Thursday, February 7, 2013
Kim McRae doesn’t remember exactly what she bought with a credit card in the early 2000s. It was probably Christmas gifts for her grandchildren, and groceries at Nob Hill and Trader Joe’s, the 78-year-old surmises.
McRae says she tried to work out a payment plan for the $6,185 she owed but didn’t have. “I said I would pay back monthly as I could, and they just simply laughed their heads off,” she says.
In 2006, years after she cut up the HSBC card, she got sued by Midland Funding, a company McRae had never heard of. “I never really knew who was trying to collect the money from me,” she says. “I just tried to ignore it. I got caller ID. But their number was always blocked out, and since my daughter’s number is also blocked out, that didn’t help anything.”
It was about that time that McRae, who rents a home in Pacific Grove and lives on a fixed income of under $25,000 a year, was prescribed blood-pressure medication.
She ignored a summons to appear in Monterey County Superior Court, and three months after Midland filed suit, the company won a default judgment against her. She was ordered to pay the outstanding card debt, plus almost $400 in interest, $225 in court costs and $800 in attorney fees.
That’s not uncommon for how Midland’s more than 900 lawsuits filed in Monterey County go, based on the Weekly’s review of about 50 cases filed since 2007. Midland, a San Diego-based subsidiary of Encore Capital Group, purchases consumer debt for pennies on the dollar from banks like HSBC, Chase, Bank of America and Citibank.

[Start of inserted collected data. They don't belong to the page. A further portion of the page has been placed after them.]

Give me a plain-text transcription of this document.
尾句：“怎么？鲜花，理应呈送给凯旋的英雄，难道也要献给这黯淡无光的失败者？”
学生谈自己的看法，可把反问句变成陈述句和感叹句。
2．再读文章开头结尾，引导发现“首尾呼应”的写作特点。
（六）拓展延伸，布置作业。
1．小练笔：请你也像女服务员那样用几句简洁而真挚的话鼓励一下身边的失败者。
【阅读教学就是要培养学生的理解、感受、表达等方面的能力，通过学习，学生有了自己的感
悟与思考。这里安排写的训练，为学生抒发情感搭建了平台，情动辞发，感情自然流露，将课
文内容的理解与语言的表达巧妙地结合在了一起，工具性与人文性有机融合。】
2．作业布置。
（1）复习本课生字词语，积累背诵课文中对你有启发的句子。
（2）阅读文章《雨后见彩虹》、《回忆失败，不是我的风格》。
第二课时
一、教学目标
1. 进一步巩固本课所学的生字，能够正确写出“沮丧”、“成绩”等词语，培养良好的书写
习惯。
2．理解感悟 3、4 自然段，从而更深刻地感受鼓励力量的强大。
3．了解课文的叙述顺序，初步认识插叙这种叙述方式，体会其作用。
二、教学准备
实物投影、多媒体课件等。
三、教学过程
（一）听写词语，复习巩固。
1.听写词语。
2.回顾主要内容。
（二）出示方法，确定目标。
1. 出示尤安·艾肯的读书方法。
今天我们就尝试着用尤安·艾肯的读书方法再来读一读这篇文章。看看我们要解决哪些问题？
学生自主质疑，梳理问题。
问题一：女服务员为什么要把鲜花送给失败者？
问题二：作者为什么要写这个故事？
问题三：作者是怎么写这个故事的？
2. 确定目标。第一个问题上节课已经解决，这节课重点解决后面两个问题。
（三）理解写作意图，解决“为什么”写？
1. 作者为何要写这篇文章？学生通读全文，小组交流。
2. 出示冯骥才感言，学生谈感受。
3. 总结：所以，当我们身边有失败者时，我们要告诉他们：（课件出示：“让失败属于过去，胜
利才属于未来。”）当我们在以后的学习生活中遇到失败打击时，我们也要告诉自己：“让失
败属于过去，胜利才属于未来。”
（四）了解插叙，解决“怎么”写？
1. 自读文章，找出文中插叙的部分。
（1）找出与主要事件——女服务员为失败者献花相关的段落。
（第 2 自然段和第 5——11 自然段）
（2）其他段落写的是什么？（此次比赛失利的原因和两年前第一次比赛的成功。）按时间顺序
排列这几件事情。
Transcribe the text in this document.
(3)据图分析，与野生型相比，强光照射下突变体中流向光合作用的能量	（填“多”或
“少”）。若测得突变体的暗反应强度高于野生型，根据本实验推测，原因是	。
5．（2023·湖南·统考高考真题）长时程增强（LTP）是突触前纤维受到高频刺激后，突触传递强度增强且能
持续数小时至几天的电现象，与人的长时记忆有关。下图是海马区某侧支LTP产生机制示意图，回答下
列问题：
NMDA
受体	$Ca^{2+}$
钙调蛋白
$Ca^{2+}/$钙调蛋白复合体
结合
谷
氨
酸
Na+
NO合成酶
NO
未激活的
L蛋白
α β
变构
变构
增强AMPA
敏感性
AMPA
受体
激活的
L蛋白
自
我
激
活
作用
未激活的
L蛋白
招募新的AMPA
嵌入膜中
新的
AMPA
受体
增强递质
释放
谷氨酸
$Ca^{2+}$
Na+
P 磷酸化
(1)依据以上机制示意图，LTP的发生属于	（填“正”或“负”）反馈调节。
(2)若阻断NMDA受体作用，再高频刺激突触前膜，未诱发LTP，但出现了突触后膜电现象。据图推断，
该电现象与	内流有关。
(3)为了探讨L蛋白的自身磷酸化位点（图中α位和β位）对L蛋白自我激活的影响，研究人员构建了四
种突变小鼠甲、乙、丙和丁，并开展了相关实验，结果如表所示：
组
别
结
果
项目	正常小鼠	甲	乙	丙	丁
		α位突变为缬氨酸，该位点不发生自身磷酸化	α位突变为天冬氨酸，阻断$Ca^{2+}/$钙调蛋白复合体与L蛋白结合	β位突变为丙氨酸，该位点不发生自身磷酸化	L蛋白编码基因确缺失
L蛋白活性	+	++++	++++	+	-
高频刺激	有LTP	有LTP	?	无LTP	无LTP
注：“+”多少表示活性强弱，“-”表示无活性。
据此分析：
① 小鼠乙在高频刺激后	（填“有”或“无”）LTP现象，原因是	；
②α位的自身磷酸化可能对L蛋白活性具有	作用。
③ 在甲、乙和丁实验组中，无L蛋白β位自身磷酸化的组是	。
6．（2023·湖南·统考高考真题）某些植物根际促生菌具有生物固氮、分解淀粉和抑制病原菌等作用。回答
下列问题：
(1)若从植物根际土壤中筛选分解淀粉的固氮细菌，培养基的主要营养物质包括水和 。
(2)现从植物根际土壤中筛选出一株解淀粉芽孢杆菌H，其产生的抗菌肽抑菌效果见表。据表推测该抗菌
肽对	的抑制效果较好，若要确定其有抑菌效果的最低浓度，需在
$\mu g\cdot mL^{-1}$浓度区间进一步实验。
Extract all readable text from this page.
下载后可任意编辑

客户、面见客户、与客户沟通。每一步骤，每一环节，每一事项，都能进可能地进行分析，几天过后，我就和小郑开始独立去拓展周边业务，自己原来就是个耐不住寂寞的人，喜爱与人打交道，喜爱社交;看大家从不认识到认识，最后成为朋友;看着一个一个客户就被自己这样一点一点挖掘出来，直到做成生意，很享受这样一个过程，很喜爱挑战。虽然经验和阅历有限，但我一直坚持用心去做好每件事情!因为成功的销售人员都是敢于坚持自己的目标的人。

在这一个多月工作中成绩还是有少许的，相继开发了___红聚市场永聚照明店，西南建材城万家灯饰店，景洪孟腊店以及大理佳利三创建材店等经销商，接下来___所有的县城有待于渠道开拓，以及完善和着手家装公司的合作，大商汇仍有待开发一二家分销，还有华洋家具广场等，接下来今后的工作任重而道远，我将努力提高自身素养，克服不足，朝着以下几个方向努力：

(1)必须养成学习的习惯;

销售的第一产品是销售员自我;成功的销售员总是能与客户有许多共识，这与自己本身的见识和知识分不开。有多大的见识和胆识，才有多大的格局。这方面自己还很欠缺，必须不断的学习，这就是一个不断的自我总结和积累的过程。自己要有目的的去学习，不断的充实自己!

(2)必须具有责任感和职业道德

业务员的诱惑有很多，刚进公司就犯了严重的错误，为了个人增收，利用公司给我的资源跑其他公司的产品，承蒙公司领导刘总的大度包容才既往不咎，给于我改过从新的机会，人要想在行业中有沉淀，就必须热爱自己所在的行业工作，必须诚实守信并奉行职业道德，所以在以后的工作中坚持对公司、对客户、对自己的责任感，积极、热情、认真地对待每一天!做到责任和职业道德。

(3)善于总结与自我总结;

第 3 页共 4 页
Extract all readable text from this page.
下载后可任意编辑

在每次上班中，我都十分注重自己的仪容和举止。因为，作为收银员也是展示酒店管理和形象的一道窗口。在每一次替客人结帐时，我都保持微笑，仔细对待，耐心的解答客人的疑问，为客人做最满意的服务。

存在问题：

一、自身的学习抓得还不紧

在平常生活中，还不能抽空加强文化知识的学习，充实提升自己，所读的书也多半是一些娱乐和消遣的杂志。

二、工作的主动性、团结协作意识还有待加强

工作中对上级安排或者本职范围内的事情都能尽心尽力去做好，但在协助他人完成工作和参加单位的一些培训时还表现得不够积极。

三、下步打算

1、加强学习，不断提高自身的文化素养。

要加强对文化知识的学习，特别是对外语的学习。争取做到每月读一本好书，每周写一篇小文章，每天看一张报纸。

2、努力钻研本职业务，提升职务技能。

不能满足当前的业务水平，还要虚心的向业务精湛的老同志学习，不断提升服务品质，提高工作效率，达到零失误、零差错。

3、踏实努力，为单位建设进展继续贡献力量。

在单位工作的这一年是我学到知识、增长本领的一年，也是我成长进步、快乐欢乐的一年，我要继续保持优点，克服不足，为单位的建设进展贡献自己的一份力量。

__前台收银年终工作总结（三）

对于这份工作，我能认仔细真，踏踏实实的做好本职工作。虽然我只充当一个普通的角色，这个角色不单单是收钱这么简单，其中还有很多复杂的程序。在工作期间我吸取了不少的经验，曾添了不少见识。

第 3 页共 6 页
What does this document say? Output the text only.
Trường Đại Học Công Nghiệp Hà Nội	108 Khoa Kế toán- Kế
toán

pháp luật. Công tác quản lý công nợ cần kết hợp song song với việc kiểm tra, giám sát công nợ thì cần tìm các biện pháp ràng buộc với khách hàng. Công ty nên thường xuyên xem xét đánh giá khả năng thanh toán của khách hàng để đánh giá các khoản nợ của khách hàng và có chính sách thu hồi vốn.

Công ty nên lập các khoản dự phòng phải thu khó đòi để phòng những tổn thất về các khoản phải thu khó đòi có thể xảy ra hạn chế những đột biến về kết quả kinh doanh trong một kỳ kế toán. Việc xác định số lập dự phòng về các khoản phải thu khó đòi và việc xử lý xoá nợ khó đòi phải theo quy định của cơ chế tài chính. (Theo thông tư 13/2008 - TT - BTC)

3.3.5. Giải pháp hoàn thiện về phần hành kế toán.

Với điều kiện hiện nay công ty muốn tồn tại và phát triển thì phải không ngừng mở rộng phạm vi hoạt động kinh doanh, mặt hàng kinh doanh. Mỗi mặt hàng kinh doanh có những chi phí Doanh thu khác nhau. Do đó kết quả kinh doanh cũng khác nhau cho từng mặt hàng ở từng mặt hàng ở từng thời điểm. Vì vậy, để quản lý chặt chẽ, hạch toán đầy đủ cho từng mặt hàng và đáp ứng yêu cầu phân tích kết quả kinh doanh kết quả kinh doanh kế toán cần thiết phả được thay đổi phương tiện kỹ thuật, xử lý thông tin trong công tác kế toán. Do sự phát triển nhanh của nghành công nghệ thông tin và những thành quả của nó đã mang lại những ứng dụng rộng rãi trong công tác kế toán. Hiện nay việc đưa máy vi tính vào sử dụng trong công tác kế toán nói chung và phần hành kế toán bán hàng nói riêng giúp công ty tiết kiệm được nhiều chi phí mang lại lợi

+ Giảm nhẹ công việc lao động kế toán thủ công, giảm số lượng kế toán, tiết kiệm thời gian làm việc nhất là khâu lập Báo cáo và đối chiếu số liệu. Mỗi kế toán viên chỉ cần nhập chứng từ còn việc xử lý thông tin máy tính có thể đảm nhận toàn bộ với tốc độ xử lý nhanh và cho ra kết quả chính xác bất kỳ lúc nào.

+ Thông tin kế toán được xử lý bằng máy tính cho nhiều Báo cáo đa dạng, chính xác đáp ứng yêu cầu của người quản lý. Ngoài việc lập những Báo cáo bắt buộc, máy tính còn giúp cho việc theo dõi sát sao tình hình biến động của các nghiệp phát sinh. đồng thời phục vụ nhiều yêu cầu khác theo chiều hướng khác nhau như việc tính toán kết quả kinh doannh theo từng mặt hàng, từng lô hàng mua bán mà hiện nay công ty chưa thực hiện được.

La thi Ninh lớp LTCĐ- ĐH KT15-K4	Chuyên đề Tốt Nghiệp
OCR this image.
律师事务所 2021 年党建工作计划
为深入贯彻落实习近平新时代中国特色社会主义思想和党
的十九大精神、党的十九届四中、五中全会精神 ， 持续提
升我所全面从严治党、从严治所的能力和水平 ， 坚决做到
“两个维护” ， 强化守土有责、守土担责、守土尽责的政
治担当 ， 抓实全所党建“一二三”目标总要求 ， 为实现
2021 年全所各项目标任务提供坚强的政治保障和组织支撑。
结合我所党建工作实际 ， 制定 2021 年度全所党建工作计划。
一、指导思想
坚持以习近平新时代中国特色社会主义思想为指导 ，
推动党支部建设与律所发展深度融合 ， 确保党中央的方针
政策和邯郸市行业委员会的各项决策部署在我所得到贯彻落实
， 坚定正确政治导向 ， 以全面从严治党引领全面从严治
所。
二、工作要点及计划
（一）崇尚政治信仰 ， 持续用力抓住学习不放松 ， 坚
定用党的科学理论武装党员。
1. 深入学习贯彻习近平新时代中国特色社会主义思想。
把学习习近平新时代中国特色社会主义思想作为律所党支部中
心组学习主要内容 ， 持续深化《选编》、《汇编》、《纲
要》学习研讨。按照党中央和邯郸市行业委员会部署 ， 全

“Customers often ask why Midland Credit Management is servicing their debt rather than the original lender,” according to Midland’s website. “When a lender does not receive payment on an account for a specific amount of time, they may decide to close your account and turn it over to collections.”
According to a statement by Minnesota Attorney General Lori Swanson, who won a $500,000 judgment in December against Midland for robo-signing lawsuits, Midland buys debts from credit-card companies at about 3 cents per dollar. That means most of what a consumer pays Midland is profit.
Citibank and HSBC did not respond to repeated requests for comment regarding their practice of selling unpaid consumer debt. Even when sales contracts are included in court papers, the amount a debt-buyer pays is typically redacted.
Only about five in every 100 accounts reaches litigation, according to Julie Reynolds, director of corporate communications for Encore. “Litigation is a last resort for our company,” she wrote by email.
Midland is one of several active debt-buyers that’s become a “frequent filer” in Monterey County courts, with 20-some boilerplate complaints filed every month for the last six months.
“This is a high-volume and small per-case value [business],” says Salinas attorney Lyn Woodward, who’s represented Midland in the past and still does debt-collection cases. “The typical unsecured credit card is usually under $20,000.”
That means debt-collection by Midland and its competitors, including Asset Acceptance and CACH (a subsidiary of Denver-based Square Two Financial), are unlikely to drag consumers into bankruptcy, even though they’re common creditors on Chapter 7 cases.
But in a Feb. 5 hearing, a general contractor told Monterey County Superior Court Judge Kay Kingsley his outstanding credit-card debt might force him to file bankruptcy.
“Have you considered bankruptcy?” Kingsley asked Dennis Palma, who’s unemployed and hadn’t been able to pay off a business debt after his business crashed in 2008.
“For $50,000 I didn’t think I needed to,” Palma said, “but I might have to.”
After the hearing, Elliott Sanford, representing Asset Acceptance, approached Palma in the hallway and extended a handshake. “Good morning, Mr. Palma,” he said. “We didn’t expect you to be here today.”
That’s typical for the junk-debt industry, according to a 2012 paper in Clearinghouse Review. “They are filing these lawsuits based on two historically accurate assumptions,” University of Maryland law professor Peter Holland writes. “(1) The vast majority of consumers will not show up, and (2) a majority of judges will award a default judgment.”
Less than 1 percent of defendants in collections cases are represented by an attorney, Holland found.
Since small claims court is reserved for non-attorney cases, these corporate cases go directly to civil court. That leaves people like Palma, who wore jeans and walked with a limp, facing off against trained attorneys in suits and ties.
“It’s scary,” says Kellie Morgantini, director of local nonprofit Legal Services for Seniors. “Especially for a client who has this debt that may be 10 years old. You would’ve had to keep track of your statements for 10 years, and you don’t know what this is about.”